Siap-siap, Tarif Royalti Batu Bara Bakal Naik!

Jakarta, CNBC Indonesia - Pemerintah kabarnya dalam waktu dekat akan mengubah ketentuan royalti bagi pemegang Izin Usaha Pertambangan (IUP) dan juga Izin Usaha Pertambangan Khusus (IUPK). Saat ini pemerintah dan pelaku usaha tengah membahas mengenai angka yang pas atas perubahan royalti batu bara tersebut.
Direktur Eksekutif Asosiasi Pertambangan Batu Bara Indonesia (APBI), Hendra Sinadia membenarkan bahwa saat ini pemerintah sedang membahas mengenai perubahan royalti untuk perusahaan pertambangan batu bara.
"Pemerintah sedang menggodok bahwa tarif royalti IUP pun akan dinaikkan yang saat ini 3, 5 7%. Dan tadi saya katakan IUPK akan dinaikkan dalam waktu dekat yang saat ini 13,5%, jadi luar biasa tingginya royalti kita," ungkap Hendra kepada CNBC Indonesia, Jumat (11/2/2022).
Sebelumnya memang, berdasarkan dokumen yang diterima oleh CNBC Indonesia, tercatat bahwa pemerintah mengusulkan agar tarif royalti ekspor batu bara dan domestik dikenakan secara progresif. Hal ini untuk meningkatkan Penerimaan Negara Bukan Pajak (PNBP) dari sektor batu bara saat harga sedang mengalami kenaikan.
Tarif royalti progresif itu berdasarkan tingkat harga batu bara. Misalnya, harga batu bara mencapai US$ 70 per ton ke bawah, maka royalti yang akan dikenakan mencapai 14%. Jika harga batu bara US$ 70 - US$ 80, royalti mencapai 16%. Kemudian harga batu bara US$ 80 - US$ 90 per ton royaltinya 19%, dan harga batu bara US$ 90 - US$ 100 royaltinya mencapai 22%. Adapun jika harga batu bara di atas US$ 100 maka royalti yang dikenakan mencapai 24%.
Seperti yang diketahui, saat ini penerapan royalti batu bara dikenakan secara patokan. Berapapun harga batu bara acuan royalti hanya dikenakan 13,5% - 14%.
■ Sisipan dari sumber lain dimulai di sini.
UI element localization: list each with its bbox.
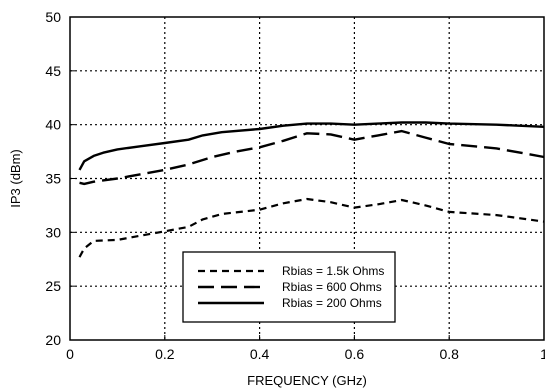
- y-tick-label: 40: [45, 117, 61, 133]
- y-tick-label: 20: [45, 332, 61, 348]
- legend-label: Rbias = 200 Ohms: [282, 296, 382, 310]
- axis-ticks: 0 0.2 0.4 0.6 0.8 1 20 25 30 35 40 45 50: [45, 9, 545, 362]
- series-line: [78, 197, 545, 258]
- x-tick-label: 0.6: [345, 346, 365, 362]
- x-tick-label: 0.2: [155, 346, 175, 362]
- legend: Rbias = 1.5k Ohms Rbias = 600 Ohms Rbias =…: [182, 251, 396, 323]
- x-tick-label: 0: [66, 346, 74, 362]
- series-line: [78, 121, 545, 171]
- y-tick-label: 50: [45, 9, 61, 25]
- series-line: [79, 129, 545, 186]
- x-tick-label: 0.8: [439, 346, 459, 362]
- legend-box: [182, 251, 396, 323]
- y-axis-label: IP3 (dBm): [8, 149, 23, 208]
- x-axis-label: FREQUENCY (GHz): [247, 373, 367, 388]
- x-tick-label: 0.4: [250, 346, 270, 362]
- x-tick-label: 1: [540, 346, 545, 362]
- y-tick-label: 45: [45, 63, 61, 79]
- legend-label: Rbias = 1.5k Ohms: [282, 264, 384, 278]
- y-tick-label: 25: [45, 278, 61, 294]
- series-lines: [78, 121, 545, 258]
- y-tick-label: 35: [45, 171, 61, 187]
- legend-label: Rbias = 600 Ohms: [282, 280, 382, 294]
- y-tick-label: 30: [45, 224, 61, 240]
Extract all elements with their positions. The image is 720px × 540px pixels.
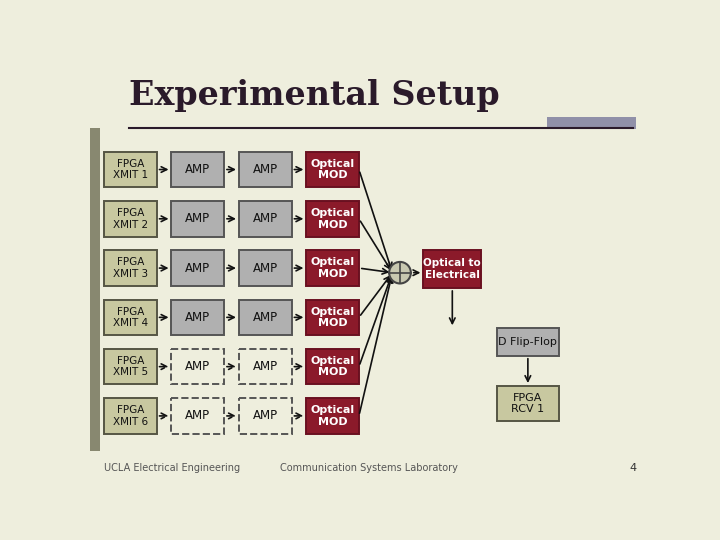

Hendra berharap pelaku usaha tetap dilibatkan mengenai pembahasan perubahan royalti ini. "Kita memang setuju tarif royalti khususnya IUPK (perusahaan tambang atas perubahan kontrak) dinaikkan. Namun besarannya ini yang akan kita diskusikan dengan pemerintah, cari formula yang tepat sehingga negara tidak dirugikan dan pengusaha tidak dirugikan," ungkap Hendra.
Sementara itu, Ekonom Senior Faisal Basri meminta, supaya royalti dari batu bara itu 100% diberikan kepada daerah. Bukan bagi hasil antara pemerintah pusat dan pemerintah daerah.
"Pemerintah dapat dari mana? Pemerintah sudah dapat banyak sekali dari PPh badan, PPN, sehingga untuk keadilan 100% harus diserahkan kepada daerah," ungkap Faisal Basri kepada CNBC Indonesia.
Sayangnya ketika ditanya perihal kenaikan royalti batu bara ini, pihak dari Kementerian ESDM belum merespon pertanyaan dari CNBC Indonesia. Sehingga belum bisa diketahui kapan kenaikan royalti ini akan diterapkan.